曾几何时,她是人民警察队伍中的一名骄傲的缉毒警察,对于烟毒的起源、发展到泛滥她无一不知,甚至为此而丢失了蓬勃的生命。获得重生的那一刻,她曾暗自发誓永远不再沾染毒品,没想到现在为了心爱的人她不惜再重操旧业。唯一不同的是,这一次她感觉自己并没有做错什么。
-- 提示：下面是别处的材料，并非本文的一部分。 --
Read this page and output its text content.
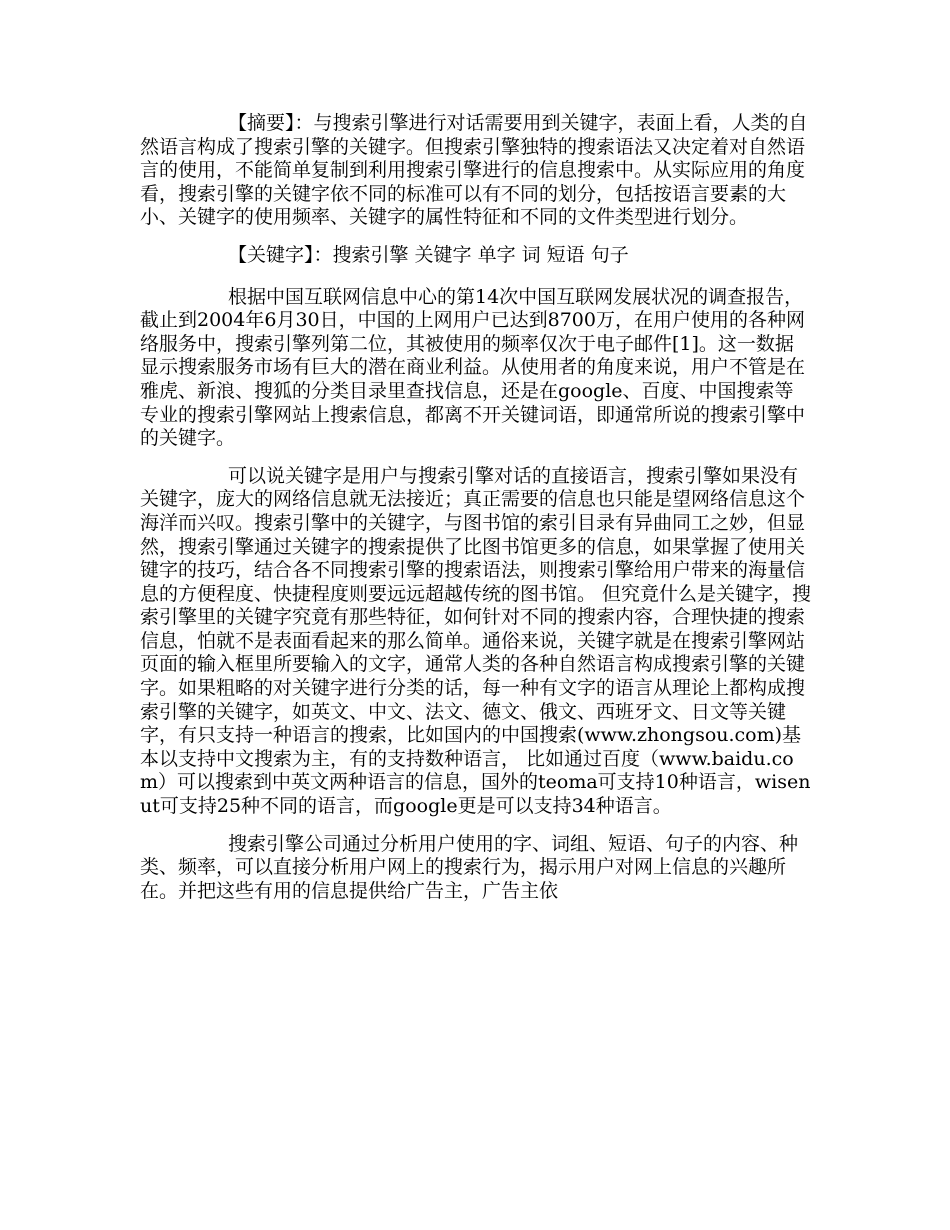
【摘要】：与搜索引擎进行对话需要用到关键字，表面上看，人类的自然语言构成了搜索引擎的关键字。但搜索引擎独特的搜索语法又决定着对自然语言的使用，不能简单复制到利用搜索引擎进行的信息搜索中。从实际应用的角度看，搜索引擎的关键字依不同的标准可以有不同的划分，包括按语言要素的大小、关键字的使用频率、关键字的属性特征和不同的文件类型进行划分。

【关键字】：搜索引擎 关键字 单字 词 短语 句子

根据中国互联网信息中心的第14次中国互联网发展状况的调查报告，截止到2004年6月30日，中国的上网用户已达到8700万，在用户使用的各种网络服务中，搜索引擎列第二位，其被使用的频率仅次于电子邮件[1]。这一数据显示搜索服务市场有巨大的潜在商业利益。从使用者的角度来说，用户不管是在雅虎、新浪、搜狐的分类目录里查找信息，还是在google、百度、中国搜索等专业的搜索引擎网站上搜索信息，都离不开关键词语，即通常所说的搜索引擎中的关键字。

可以说关键字是用户与搜索引擎对话的直接语言，搜索引擎如果没有关键字，庞大的网络信息就无法接近；真正需要的信息也只能是望网络信息这个海洋而兴叹。搜索引擎中的关键字，与图书馆的索引目录有异曲同工之妙，但显然，搜索引擎通过关键字的搜索提供了比图书馆更多的信息，如果掌握了使用关键字的技巧，结合各不同搜索引擎的搜索语法，则搜索引擎给用户带来的海量信息的方便程度、快捷程度则要远远超越传统的图书馆。 但究竟什么是关键字，搜索引擎里的关键字究竟有那些特征，如何针对不同的搜索内容，合理快捷的搜索信息，怕就不是表面看起来的那么简单。通俗来说，关键字就是在搜索引擎网站页面的输入框里所要输入的文字，通常人类的各种自然语言构成搜索引擎的关键字。如果粗略的对关键字进行分类的话，每一种有文字的语言从理论上都构成搜索引擎的关键字，如英文、中文、法文、德文、俄文、西班牙文、日文等关键字，有只支持一种语言的搜索，比如国内的中国搜索(www.zhongsou.com)基本以支持中文搜索为主，有的支持数种语言， 比如通过百度（www.baidu.com）可以搜索到中英文两种语言的信息，国外的teoma可支持10种语言，wisenut可支持25种不同的语言，而google更是可以支持34种语言。

搜索引擎公司通过分析用户使用的字、词组、短语、句子的内容、种类、频率，可以直接分析用户网上的搜索行为，揭示用户对网上信息的兴趣所在。并把这些有用的信息提供给广告主，广告主依
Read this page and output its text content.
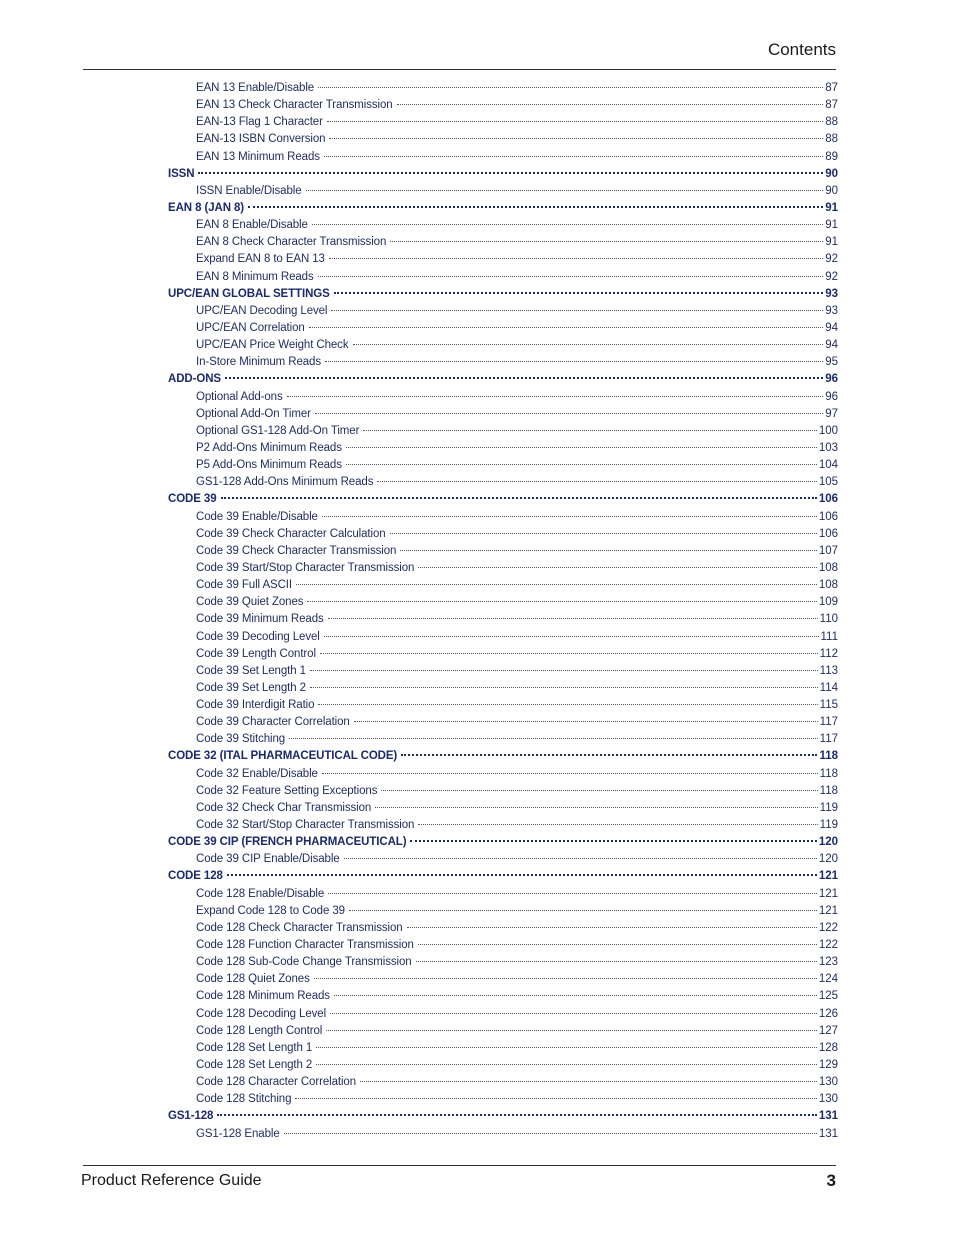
Contents
EAN 13 Enable/Disable	87
EAN 13 Check Character Transmission	87
EAN-13 Flag 1 Character	88
EAN-13 ISBN Conversion	88
EAN 13 Minimum Reads	89
ISSN	90
ISSN Enable/Disable	90
EAN 8 (JAN 8)	91
EAN 8 Enable/Disable	91
EAN 8 Check Character Transmission	91
Expand EAN 8 to EAN 13	92
EAN 8 Minimum Reads	92
UPC/EAN GLOBAL SETTINGS	93
UPC/EAN Decoding Level	93
UPC/EAN Correlation	94
UPC/EAN Price Weight Check	94
In-Store Minimum Reads	95
ADD-ONS	96
Optional Add-ons	96
Optional Add-On Timer	97
Optional GS1-128 Add-On Timer	100
P2 Add-Ons Minimum Reads	103
P5 Add-Ons Minimum Reads	104
GS1-128 Add-Ons Minimum Reads	105
CODE 39	106
Code 39 Enable/Disable	106
Code 39 Check Character Calculation	106
Code 39 Check Character Transmission	107
Code 39 Start/Stop Character Transmission	108
Code 39 Full ASCII	108
Code 39 Quiet Zones	109
Code 39 Minimum Reads	110
Code 39 Decoding Level	111
Code 39 Length Control	112
Code 39 Set Length 1	113
Code 39 Set Length 2	114
Code 39 Interdigit Ratio	115
Code 39 Character Correlation	117
Code 39 Stitching	117
CODE 32 (ITAL PHARMACEUTICAL CODE)	118
Code 32 Enable/Disable	118
Code 32 Feature Setting Exceptions	118
Code 32 Check Char Transmission	119
Code 32 Start/Stop Character Transmission	119
CODE 39 CIP (FRENCH PHARMACEUTICAL)	120
Code 39 CIP Enable/Disable	120
CODE 128	121
Code 128 Enable/Disable	121
Expand Code 128 to Code 39	121
Code 128 Check Character Transmission	122
Code 128 Function Character Transmission	122
Code 128 Sub-Code Change Transmission	123
Code 128 Quiet Zones	124
Code 128 Minimum Reads	125
Code 128 Decoding Level	126
Code 128 Length Control	127
Code 128 Set Length 1	128
Code 128 Set Length 2	129
Code 128 Character Correlation	130
Code 128 Stitching	130
GS1-128	131
GS1-128 Enable	131
Product Reference Guide	3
“馨儿,你听我说……”宁王此时才意识到事情的严重性。也不管她愿不愿意,一把将她从座位上提了起来,捏住她尖削的下巴逼迫她看向自己。
“喂!你要干什么?”见自己的徒弟被眼前这个高大的男人如提小鸡般轻易地提了起来,鬼冥先生立刻一拍桌子站了起来。他才不管对方是什么身份呢?在这间屋子里可没谁的功夫能高过他。
被鬼冥先生怒视的目光震慑到,宁王抱歉地笑了笑松开大手后压低嗓门讹道:“你在开什么玩笑?给太后治病你以为是在过家家啊?没有两把刷子弄不好,那是会掉脑袋的。”
见宁王不会有恶意,鬼冥先生知趣地坐下装聋作哑起来。
“谁说我没有两把刷子了?我既然敢揭皇榜就自然有我的本事。”杜雅馨没好气地推开他,“你别在这里碍事,我还指望着趁机去见识见识皇宫里的恢弘气势呢!”
“馨儿,跟我回家。本王带你去皇宫见父王和母后,我家的皇宫一样的气势恢宏,不会输给鑫国的皇宫。”宁王深邃的眸子里有着说不出的心疼,馨儿的性子太直率,他才不要她去冒这样的风险呢!
“切!你以为你是谁啊?我为什么要去见你的父王和母后?”杜雅馨不以为然地白了他一眼背过身去准备继续工作。
“馨儿,你还不懂吗?你没有必要去冒那样的风险,你可以留下来,做本王的王妃,只要你愿意,随时都可以出入皇宫。留下来,好吗?”宁王急切地有些语无伦次,健硕的双臂竟想要将杜雅馨单薄的身躯拥入怀里,仿佛放手再让她向前跨出一步就将跌入万丈深渊一般。
虽然早就知道宁王对自己有那么点意思,但如此赤白裸裸的告白还是令杜雅馨愣住了。“把我留下来做你的王妃,你就不怕再发生上次那种可怕的事?不怕我咬断你的喉咙,一口撕了你吗?”说着,杜雅馨银牙磨得咯咯一响,大张着嘴俏皮地做了个撕咬的动作。
对于上次宁王受伤之事,杜雅馨至今仍然耿耿于怀,虽然她一点也不喜欢像宁王这样花红柳绿,用情不专得花花公子,但她不得不承认宁王确实对她很好,很迁就,很包容。好得在她的记忆里宁王从没有对她红过脸。
出乎杜雅馨的意料之外,提起上一次受伤之事,宁王将键臂沉重地搭上杜雅馨的肩膀不怒反笑,神色却异常凝重:“馨儿,别说你会撕了我,你就是要吃了我我也愿意……为了你,我宁成魔!”
此话一出,别说是眼前的杜大小姐和老态龙钟的武痴鬼冥先生,就连宁王自己也是为之一颤。在鑫国人的眼里,蒙国人多以打猎为生,头脑简单,四肢发达,算得上是十足的野蛮人。而此时此刻,宁王没想到自己还能说出这般肉麻的话来。看来,他的心已经彻底迷失在这个似狼非狼的女人身上了。